Le "droit de la première nuit" est tombé en désuétude dans la plus part des pays dès l'affranchissement des serfs. Mais un vague écho de l'ancien ordre féodal demeura : par tradition, le seigneur du manoir enjambait la mariée étendue sur son lit de noces pour attendre son mari.
19 juin 2009
Messire Jacques de Lalaing
Les grandes actions du chevalier Jacques de Lalaing paraissent appartenir plutôt à la légende qu'à l'histoire. Cependant on ne doit point douter de leur authenticité.

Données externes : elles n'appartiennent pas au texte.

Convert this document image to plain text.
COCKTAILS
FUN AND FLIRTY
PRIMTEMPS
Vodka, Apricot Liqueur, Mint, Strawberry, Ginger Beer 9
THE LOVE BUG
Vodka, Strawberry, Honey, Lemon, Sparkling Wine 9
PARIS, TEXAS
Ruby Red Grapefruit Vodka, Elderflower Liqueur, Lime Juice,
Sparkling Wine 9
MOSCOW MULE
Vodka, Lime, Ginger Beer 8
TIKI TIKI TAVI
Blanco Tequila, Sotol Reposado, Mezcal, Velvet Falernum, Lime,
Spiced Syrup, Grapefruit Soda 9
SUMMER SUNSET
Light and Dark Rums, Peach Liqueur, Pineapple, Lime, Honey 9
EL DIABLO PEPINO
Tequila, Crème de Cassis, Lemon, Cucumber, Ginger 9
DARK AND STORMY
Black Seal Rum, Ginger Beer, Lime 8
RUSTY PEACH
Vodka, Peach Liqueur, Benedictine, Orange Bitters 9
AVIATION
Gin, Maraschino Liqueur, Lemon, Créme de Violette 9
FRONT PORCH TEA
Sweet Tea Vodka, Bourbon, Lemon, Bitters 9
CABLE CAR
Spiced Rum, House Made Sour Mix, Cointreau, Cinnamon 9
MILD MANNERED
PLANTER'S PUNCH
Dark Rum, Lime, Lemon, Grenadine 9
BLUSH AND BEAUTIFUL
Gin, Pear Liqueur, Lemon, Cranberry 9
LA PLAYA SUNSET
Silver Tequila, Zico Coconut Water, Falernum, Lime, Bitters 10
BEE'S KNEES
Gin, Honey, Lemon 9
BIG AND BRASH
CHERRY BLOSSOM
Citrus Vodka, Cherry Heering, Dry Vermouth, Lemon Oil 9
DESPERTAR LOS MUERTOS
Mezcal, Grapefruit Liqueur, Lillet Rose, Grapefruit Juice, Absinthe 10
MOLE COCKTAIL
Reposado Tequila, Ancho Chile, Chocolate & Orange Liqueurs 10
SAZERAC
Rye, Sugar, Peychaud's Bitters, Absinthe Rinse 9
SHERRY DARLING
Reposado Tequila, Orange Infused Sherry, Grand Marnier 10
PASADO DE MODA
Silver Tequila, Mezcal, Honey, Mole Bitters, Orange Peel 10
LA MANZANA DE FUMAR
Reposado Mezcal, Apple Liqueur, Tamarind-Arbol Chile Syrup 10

Le jour même où ce gentilhomme fut armé chevalier (1446), il fut victorieux dans un tournoi. A partir de ce moment, il résolut de ne plus combattre que le visage découvert. C'était là une prodigieuse témérité, car à cette époque, les guerriers portaient des casques qui protégeaient la tête entière. Jacques se mettait donc dans un état évident d'infériorité, et il semblait se condamner à mort.
Après quelques succès obtenus en France, il passa en Angleterre, et défia par un cartel collectif, tous les nobles de la contrée. Aucun d'eux n'osa se mesurer avec lui, et déjà il s'était rembarqué pour revenir, lorsque sur le vaisseau qui le ramenait se présenta subitement un jeune écuyer du comté de Galles. Il s'appelait Thomas.
"Seigneur, dit-il à Jacques, je vous donne rendez-vous à la cour du duc de Bourgogne. Je m'y trouverai dans six semaines. Nous lutterons."
Les champions se rencontrèrent, en effet, à l'expiration du délai fixé. Ils s'attaquèrent avec la hache de guerre, arme terrible par son poids, par son large fer, par les dagues adaptées aux deux extrémités du manche. D'abord, Thomas eut l'avantage, et il transperça le bras gauche de son adversaire. A cette vue, les assistants poussèrent des exclamations de douleur, et ils crièrent au Français de se rendre. Mais celui-ci, bien qu'il ne pût se servir que d'une main ne recula pas d'une semelle, et para longtemps les coups que son antagoniste lui assénait. Sa blessure saignait ; autour de lui, la lice était toute rouge. A la fin, il bondit, et de son bras valide, il étreignit l'Anglais par la ceinture, et le jeta sur le sable, la face en avant. Thomas, gêné par son armure, essaya en vain de se relever. Jacques le maintint à terre de son talon, et, debout sur son ennemi, il répétait, ensanglanté, triomphant : "Victoire ! Victoire !"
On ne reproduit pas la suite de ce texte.